- > Wettbewerb » Bedeutung
Perspektiven eröffnen: Zur Bedeutung des Bundeswettbewerbs
Der Bundeswettbewerb "Gärten im Städtebau" wurde 1951 ins Leben gerufen. In diesem Jahr findet er zum 22. Mal statt. Er steht unter der Überschrift: "Leben und begegnen im Grünen“. Das Motto spielt an auf den Umbruch, in dem sich die Städte in Ost- wie Westdeutschland gegenwärtig befinden. Der wirtschaftliche Strukturwandel und die sich verändernde Zusammensetzung der Bevölkerung verlangen nach neuen städtebaulichen Antworten und Ideen der Stadtentwicklung.

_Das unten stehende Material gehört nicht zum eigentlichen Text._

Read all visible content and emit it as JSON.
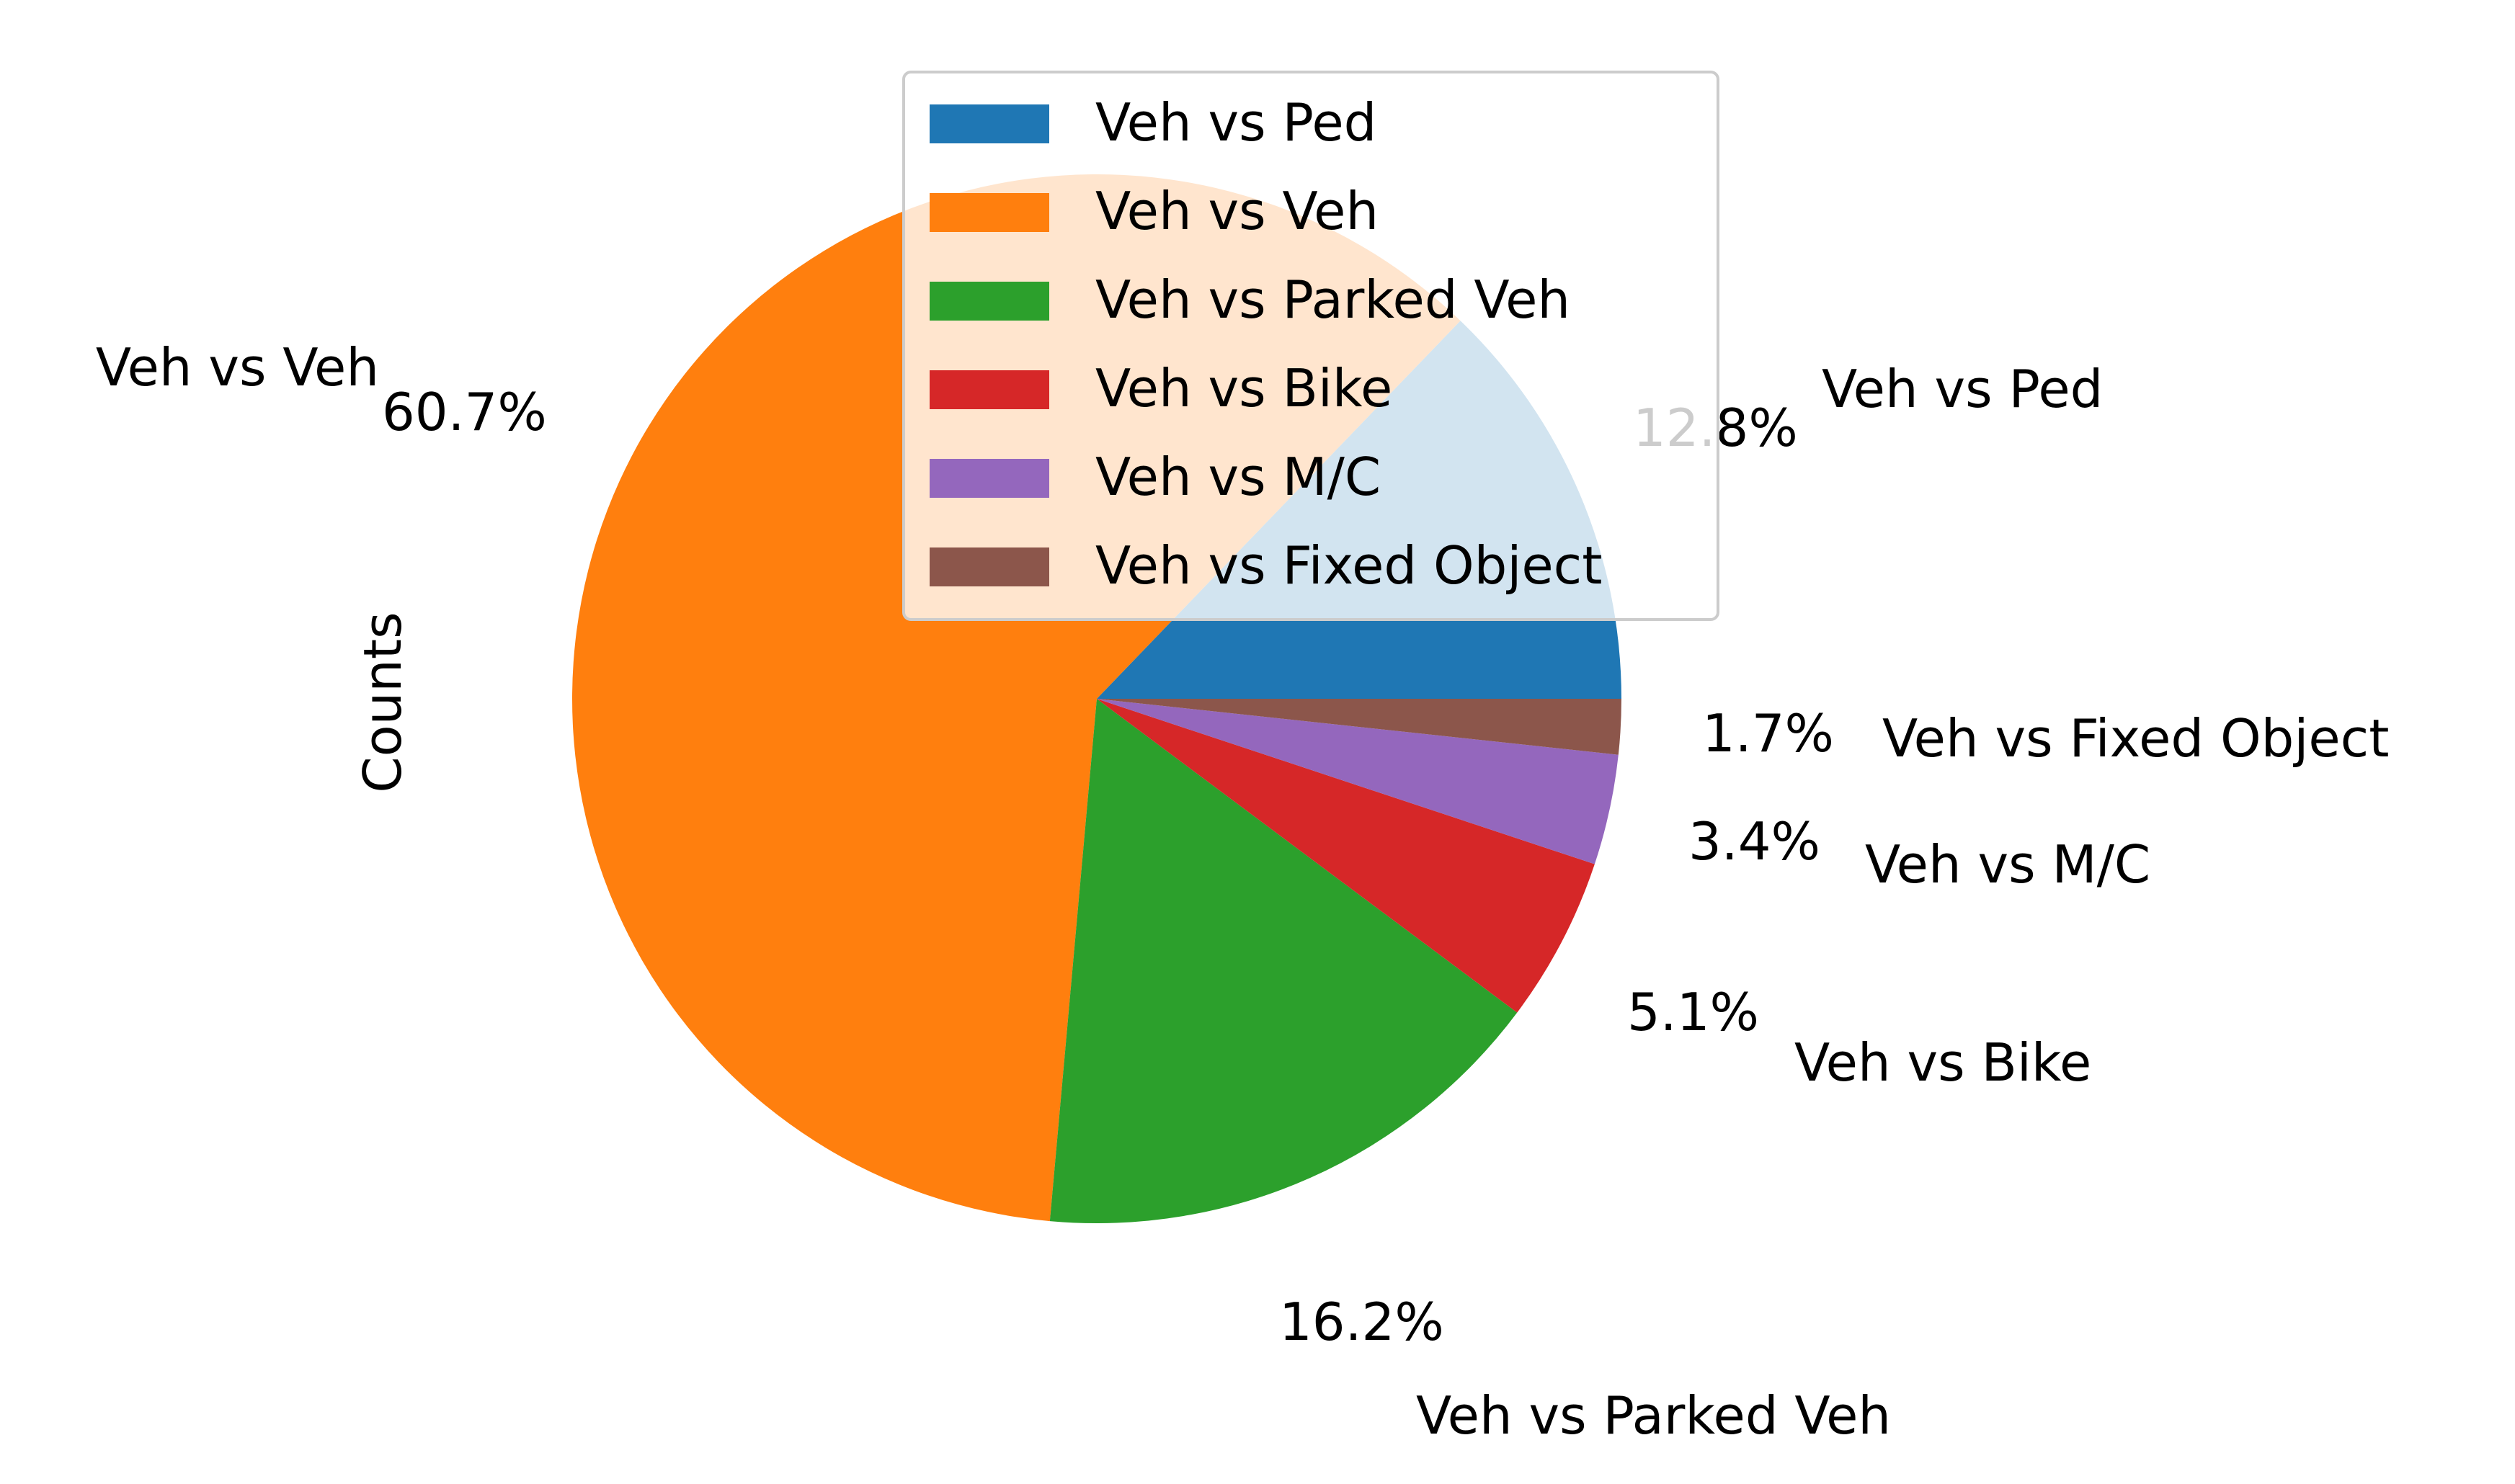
{
  "chart_data": {
    "type": "pie",
    "ylabel": "Counts",
    "slices": [
      {
        "label": "Veh vs Ped",
        "percent": 12.8,
        "pct_text": "12.8%",
        "color": "#1f77b4"
      },
      {
        "label": "Veh vs Veh",
        "percent": 60.7,
        "pct_text": "60.7%",
        "color": "#ff7f0e"
      },
      {
        "label": "Veh vs Parked Veh",
        "percent": 16.2,
        "pct_text": "16.2%",
        "color": "#2ca02c"
      },
      {
        "label": "Veh vs Bike",
        "percent": 5.1,
        "pct_text": "5.1%",
        "color": "#d62728"
      },
      {
        "label": "Veh vs M/C",
        "percent": 3.4,
        "pct_text": "3.4%",
        "color": "#9467bd"
      },
      {
        "label": "Veh vs Fixed Object",
        "percent": 1.7,
        "pct_text": "1.7%",
        "color": "#8c564b"
      }
    ],
    "legend": {
      "placement": "top-center",
      "entries": [
        "Veh vs Ped",
        "Veh vs Veh",
        "Veh vs Parked Veh",
        "Veh vs Bike",
        "Veh vs M/C",
        "Veh vs Fixed Object"
      ]
    }
  }
}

Das Kleingartenwesen ist aufgerufen, sich aktiv mit eigenen Lösungen einzubringen. Kleingärtnervereine können nicht die Ursachen von Arbeitslosigkeit, Bevölkerungsschwund oder sozialer Desintegration beseitigen. Aber sie können die Auswirkungen dieser Entwicklungen mildern, indem sie Perspektiven eröffnen, einen sinnstiftenden Ausgleich im Grünen schaffen und sich als sozialer Akteur positionieren. Wie dies gelingen kann, lässt sich in jenen Kleingartenanlagen beobachten, die dank des ehrenamtlichen Engagements der Pächterinnen und Pächter zu Orten des menschlichen Miteinanders werden. Das gemeinsame Gärtnern ist hier nur der Anfang.